Since 1997, 23 Transylvania students have been awarded Fulbright ETA grants. Through the program, the pair will serve as a resource for conversation, vocabulary and reading and writing courses at an assigned school.
Easterling, a teaching art major, plans to facilitate a photography project where students in Macedonia and eastern Kentucky will compare the mountain cultures of both areas. She was a Morrison Scholarship recipient at Transylvania and was awarded a 2015 Kenan-Jones Summer Research Grant, which she used to conduct a photo-ethnographical study of modern-day pilgrims on the Camino de Santiago in northern Spain. She walked the 490-mile Camino interviewing and photographing other walkers. She exhibited the project in the Susan Shearer Student Art Gallery last fall.

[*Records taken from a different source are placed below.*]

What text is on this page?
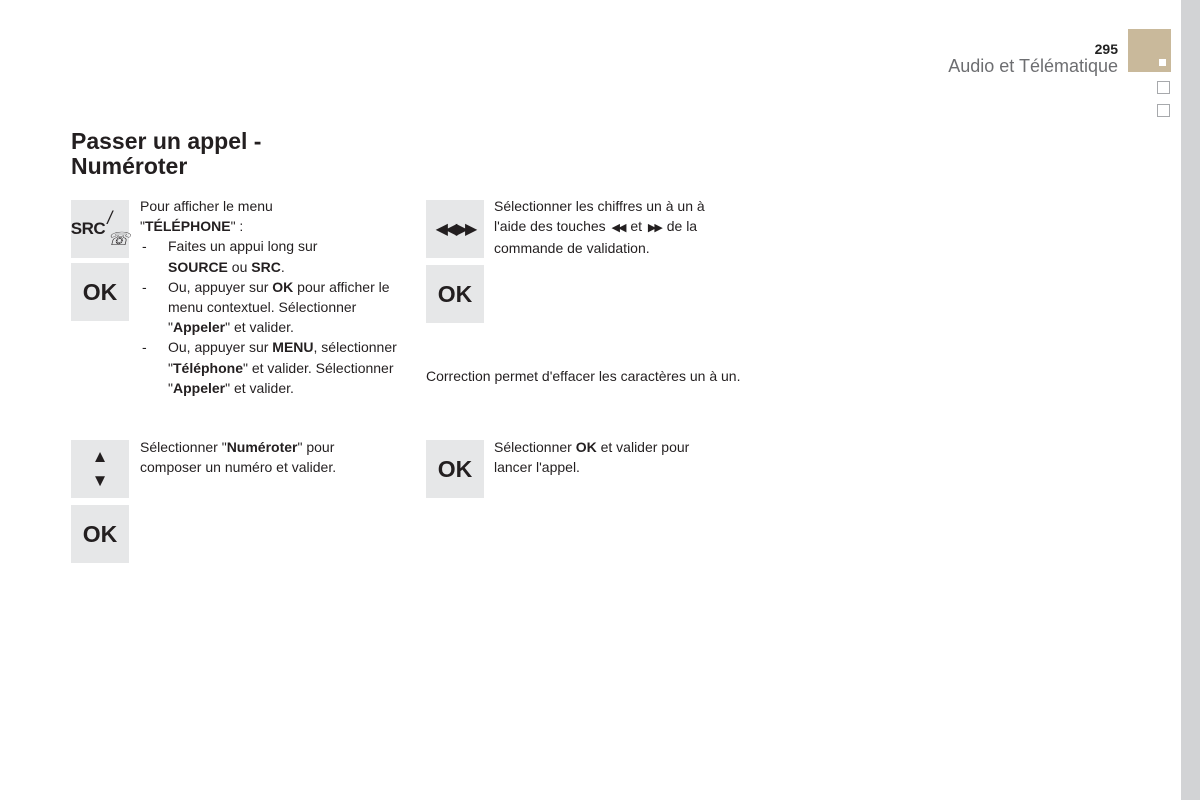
295
Audio et Télématique
Passer un appel -
Numéroter
SRC
/☏
OK
▲
▼
OK
◀◀
▶▶
OK
OK

Pour afficher le menu
"TÉLÉPHONE" :

- Faites un appui long sur
SOURCE ou SRC.
- Ou, appuyer sur OK pour afficher le menu contextuel. Sélectionner "Appeler" et valider.
- Ou, appuyer sur MENU, sélectionner "Téléphone" et valider. Sélectionner "Appeler" et valider.

Sélectionner "Numéroter" pour composer un numéro et valider.

Sélectionner les chiffres un à un à l'aide des touches ◀◀ et ▶▶ de la commande de validation.

Correction permet d'effacer les caractères un à un.

Sélectionner OK et valider pour lancer l'appel.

Smith studied in Poland and Ukraine and participated in a service trip to Guatemala. She was captain of the volleyball team and earned a certification as a Teacher of English of Students of Other Languages. A psychology major, Smith wants to create a joint blog between her Slovakian students and students from her Ohio high school and teach weekly volleyball clinics. “I look forward to representing Transylvania and the United States in the best light possible while abroad, and I can’t wait to see where this new adventure takes me,” Smith said. “I feel more than ready to take on the real world and begin my career in international education.”

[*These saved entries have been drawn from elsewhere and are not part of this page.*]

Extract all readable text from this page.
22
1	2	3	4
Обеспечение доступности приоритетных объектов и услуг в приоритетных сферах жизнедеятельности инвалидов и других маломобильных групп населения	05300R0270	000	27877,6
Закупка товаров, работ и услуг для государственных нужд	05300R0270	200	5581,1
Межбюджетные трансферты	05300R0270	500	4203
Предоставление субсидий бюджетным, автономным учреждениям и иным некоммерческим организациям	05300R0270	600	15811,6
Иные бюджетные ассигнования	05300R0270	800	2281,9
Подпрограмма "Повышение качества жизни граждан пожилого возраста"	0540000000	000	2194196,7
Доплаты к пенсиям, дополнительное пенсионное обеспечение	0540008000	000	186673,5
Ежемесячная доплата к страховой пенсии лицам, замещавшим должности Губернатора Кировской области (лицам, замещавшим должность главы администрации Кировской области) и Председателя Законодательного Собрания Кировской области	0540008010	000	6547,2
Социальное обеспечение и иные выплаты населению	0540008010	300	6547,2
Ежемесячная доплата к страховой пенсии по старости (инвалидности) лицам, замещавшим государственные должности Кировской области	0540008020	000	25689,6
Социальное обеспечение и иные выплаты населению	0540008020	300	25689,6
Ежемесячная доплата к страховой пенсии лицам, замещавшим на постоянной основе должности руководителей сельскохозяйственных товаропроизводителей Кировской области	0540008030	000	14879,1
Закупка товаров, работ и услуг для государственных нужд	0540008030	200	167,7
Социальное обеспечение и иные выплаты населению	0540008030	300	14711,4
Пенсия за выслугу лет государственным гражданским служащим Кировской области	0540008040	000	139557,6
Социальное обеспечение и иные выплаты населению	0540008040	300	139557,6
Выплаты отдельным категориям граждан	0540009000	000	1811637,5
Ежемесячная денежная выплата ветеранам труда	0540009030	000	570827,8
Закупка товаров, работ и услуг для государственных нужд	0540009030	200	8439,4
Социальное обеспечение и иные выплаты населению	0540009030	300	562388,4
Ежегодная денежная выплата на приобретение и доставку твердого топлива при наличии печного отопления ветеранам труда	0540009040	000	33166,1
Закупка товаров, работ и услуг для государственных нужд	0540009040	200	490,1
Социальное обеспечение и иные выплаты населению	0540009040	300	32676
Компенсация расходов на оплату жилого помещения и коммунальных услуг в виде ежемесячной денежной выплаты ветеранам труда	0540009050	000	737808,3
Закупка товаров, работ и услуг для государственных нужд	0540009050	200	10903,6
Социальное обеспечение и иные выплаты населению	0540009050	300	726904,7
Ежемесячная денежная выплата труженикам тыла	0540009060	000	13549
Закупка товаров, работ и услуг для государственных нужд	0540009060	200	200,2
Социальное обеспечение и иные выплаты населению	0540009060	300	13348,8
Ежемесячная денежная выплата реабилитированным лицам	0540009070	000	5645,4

“Samantha’s communication and teaching skills—developed from student teaching, mentoring young people and working with non-English speakers—will make her an effective teaching assistant,” said Kathy Simon, Transylvania director of study abroad. “And Courtney’s positive spirit of intercultural cooperation and collaboration, combined with her expertise as a volleyball player, will endear her to her Slovak students.”